Merge Rows Based on index Order U-SQL

128 Views Asked by At

I would love if someone could help me with this(updated):

I have a table that looks like this:

 Id      | name |          countryId           Sequence
--------+--------+------------------------+-------------------
 23     | John   |     102                |       1
 45     | Luis   |     102                |       1
 23     | Alex   |     102                |       2
 45     | James  |     102                |       2

And I want to merge similar ids into a single row using the ARRAY_AVG, so I use this query

  SELECT DISTINCT
    b.Id
    String.Join(",", ARRAY_AGG(b.name)) AS names
  FROM table AS b
  GROUP BY b.Id;

However doing this returns the following table but the name has been sorted on ASC

 Id      | names           
--------+--------+
 23     | Alex,John   
 45     | James,Luis   

Since I want to create the names field as the name appears(based on index) so e.g John,Alex. so I tried this:

  SELECT DISTINCT
    b.Id,
    String.Join(",", ARRAY_AGG(b.name).OrderBy(p => b.Sequence)) AS names
  FROM table AS b
  GROUP BY b.Id, b.Sequence;

But I get the results but this time, it is a bit different

 Id      | names           
--------+--------+
 23     | Alex
 23     | John   
 45     | James
 45     | Luis   

The Sequence is ignored and the result isn't desired.

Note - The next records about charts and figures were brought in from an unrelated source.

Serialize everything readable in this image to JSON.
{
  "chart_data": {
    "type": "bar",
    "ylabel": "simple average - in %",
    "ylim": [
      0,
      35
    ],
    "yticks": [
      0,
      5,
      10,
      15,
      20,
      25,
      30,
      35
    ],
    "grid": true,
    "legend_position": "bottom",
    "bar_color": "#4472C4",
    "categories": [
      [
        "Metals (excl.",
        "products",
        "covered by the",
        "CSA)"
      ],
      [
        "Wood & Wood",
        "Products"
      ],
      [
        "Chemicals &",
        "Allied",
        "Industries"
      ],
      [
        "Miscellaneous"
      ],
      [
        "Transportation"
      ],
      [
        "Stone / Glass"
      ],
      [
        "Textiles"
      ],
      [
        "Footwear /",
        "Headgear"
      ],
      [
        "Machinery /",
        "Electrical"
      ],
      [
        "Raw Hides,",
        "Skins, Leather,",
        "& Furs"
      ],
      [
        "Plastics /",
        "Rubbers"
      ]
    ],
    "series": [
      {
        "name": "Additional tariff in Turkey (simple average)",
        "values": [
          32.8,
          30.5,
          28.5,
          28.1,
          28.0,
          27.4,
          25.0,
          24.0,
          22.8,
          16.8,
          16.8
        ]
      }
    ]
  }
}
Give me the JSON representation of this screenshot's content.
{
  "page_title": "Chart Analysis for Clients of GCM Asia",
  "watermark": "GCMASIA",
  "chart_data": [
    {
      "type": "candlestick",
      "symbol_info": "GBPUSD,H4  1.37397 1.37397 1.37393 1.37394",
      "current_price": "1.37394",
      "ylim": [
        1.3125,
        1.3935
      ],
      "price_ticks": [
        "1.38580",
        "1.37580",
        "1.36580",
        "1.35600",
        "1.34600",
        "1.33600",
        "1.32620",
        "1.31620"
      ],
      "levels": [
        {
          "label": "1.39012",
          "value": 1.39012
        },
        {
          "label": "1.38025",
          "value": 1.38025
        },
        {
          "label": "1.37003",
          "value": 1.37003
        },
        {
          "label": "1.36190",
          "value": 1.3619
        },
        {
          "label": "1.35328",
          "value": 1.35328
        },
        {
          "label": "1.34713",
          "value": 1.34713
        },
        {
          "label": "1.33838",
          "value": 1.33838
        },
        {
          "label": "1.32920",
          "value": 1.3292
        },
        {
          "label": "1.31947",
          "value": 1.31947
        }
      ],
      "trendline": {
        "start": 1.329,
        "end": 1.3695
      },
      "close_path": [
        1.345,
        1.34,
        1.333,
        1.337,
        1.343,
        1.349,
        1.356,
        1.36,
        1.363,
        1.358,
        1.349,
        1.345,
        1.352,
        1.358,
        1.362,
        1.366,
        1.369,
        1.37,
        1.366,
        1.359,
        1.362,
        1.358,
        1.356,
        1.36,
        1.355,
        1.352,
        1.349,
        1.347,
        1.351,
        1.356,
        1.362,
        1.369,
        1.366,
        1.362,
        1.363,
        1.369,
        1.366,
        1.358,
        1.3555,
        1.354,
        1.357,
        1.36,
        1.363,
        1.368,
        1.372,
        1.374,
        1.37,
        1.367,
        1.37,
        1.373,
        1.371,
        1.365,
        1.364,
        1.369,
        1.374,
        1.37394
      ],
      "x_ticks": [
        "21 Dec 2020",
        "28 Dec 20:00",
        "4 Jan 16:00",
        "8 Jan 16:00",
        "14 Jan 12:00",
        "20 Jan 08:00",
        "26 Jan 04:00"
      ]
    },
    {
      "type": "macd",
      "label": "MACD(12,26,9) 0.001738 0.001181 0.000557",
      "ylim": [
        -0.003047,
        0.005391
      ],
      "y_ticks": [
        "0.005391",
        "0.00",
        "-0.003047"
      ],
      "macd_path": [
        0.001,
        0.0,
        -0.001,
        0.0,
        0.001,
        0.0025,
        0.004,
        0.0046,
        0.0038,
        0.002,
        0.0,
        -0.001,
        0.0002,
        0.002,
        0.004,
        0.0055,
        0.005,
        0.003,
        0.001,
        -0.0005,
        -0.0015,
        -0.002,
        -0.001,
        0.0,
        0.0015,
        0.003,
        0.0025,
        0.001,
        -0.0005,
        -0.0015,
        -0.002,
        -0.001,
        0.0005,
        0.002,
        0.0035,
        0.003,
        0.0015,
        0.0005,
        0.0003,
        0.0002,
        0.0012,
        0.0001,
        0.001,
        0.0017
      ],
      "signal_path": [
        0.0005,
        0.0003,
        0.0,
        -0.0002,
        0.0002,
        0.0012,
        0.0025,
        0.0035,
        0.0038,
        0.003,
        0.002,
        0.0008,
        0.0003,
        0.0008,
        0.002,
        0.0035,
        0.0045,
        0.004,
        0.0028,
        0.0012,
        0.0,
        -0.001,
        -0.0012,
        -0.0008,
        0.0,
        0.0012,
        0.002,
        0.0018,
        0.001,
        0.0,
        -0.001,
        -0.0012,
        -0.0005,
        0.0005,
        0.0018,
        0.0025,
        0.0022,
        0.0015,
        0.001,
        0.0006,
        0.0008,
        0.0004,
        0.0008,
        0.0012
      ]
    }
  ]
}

So I want to ask for the use the ARRAG_AVG properly in U-SQL.

1

There are 1 best solutions below

5
iamdave On

Is your dummy data at the start of your question accurate? If so, there is no difference in countryId values so there is no 'definitive' sort order for your name values when using your OrderBy.

Within SQL based languages, there is also no concept of data order when consuming or exporting data besides what is explicity specified in an order by. If you don't have a suitable, definitive sort order as defined by the data, then you cannot guarantee consistency over multiple executions.

In order to get your sort order dependant on the position in the source file, you will need to either augment your source data to include an index value, or create a custom exporter that will scan through the file line by line and add the index on read.


What you have to ask yourself is why you even need to do this in the first place? Concatenating strings like this into the one row is generally bad practice in set based languages and is very rarely appropriate.